The idea of pound parity now seems less far-fetched as the risk grows that Britain may split away from the European Union without a deal.

Rupert Harrison, a fund manager at BlackRock, sees the risk of it falling to trade level with the dollar on a no-deal Brexit. The view echoes Morgan Stanley’s recent forecast that the currency can plunge toward $1 (Dh3.67) on such an outcome. That isn’t the majority view yet – a Bloomberg survey this month estimated the pound will slide to $1.10 should the UK exit the bloc without an agreement.

New Prime Minister Boris Johnson has repeatedly said that Britain will leave the EU on the October 31 deadline with or without an agreement, fuelling concern the nation is headed for a disorderly departure and fanning pessimism toward the pound. Sterling has fallen more than 7 per cent in the past three months, the worst performance among major developed-market currencies.

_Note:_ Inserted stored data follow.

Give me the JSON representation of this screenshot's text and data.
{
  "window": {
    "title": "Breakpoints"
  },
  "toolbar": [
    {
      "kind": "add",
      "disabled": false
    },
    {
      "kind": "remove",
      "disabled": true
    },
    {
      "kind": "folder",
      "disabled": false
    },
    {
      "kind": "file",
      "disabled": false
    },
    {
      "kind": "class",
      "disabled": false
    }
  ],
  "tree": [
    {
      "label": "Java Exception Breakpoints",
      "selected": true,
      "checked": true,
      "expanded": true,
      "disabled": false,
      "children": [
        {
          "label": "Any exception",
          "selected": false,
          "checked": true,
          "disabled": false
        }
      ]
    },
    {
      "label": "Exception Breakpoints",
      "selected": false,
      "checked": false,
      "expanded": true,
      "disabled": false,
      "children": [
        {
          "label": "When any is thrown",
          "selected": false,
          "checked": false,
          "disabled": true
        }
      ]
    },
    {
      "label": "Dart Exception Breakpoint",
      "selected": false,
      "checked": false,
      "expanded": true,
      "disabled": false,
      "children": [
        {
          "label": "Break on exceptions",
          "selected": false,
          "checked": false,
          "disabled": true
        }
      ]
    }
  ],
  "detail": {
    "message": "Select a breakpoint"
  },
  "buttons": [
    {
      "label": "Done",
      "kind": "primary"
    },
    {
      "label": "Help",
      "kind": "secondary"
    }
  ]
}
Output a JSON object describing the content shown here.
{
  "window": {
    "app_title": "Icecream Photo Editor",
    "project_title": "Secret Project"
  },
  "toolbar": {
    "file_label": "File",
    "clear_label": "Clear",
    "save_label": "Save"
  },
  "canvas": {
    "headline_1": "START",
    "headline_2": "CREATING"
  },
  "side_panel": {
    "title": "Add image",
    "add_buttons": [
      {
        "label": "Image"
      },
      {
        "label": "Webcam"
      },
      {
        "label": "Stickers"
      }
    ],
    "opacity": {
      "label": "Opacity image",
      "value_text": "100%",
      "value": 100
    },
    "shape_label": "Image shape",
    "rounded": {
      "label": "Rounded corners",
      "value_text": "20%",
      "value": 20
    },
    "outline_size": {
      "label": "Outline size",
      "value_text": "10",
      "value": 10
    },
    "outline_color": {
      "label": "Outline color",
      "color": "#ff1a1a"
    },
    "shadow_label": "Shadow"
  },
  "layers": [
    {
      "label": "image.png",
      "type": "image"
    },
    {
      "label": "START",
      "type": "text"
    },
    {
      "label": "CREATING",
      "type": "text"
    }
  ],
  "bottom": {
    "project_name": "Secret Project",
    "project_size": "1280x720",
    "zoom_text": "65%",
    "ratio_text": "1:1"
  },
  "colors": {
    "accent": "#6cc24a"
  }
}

“The pound is at a much lower level now but I still think a no-deal exit would lead to significant volatility and we could be testing parity on a really bad outcome,” said Mr Harrison, who manages more than $10 billion in assets at BlackRock. “We will see this game of chicken continue through August and that’s likely negative for sterling,” he said about the deadlocked Brexit talks.

The pound fell 0.8 per cent to $1.2033 on Friday, its weakest closing level since the 1980s, after a report on the second quarter showed the UK economy shrank for the first time in six years. The data means it is likely the Bank of England will cut interest rates, according to Mizuho Bank.

The BOE said in November that the currency could fall even below $1 in an analysis on possible worst-case Brexit scenarios. Options-based calculations showed around a 6.4 per cent chance of pound-dollar parity in the next one year, markedly higher than 0.2 per cent in early March when prospects of a no-deal outcome were seemingly off the table.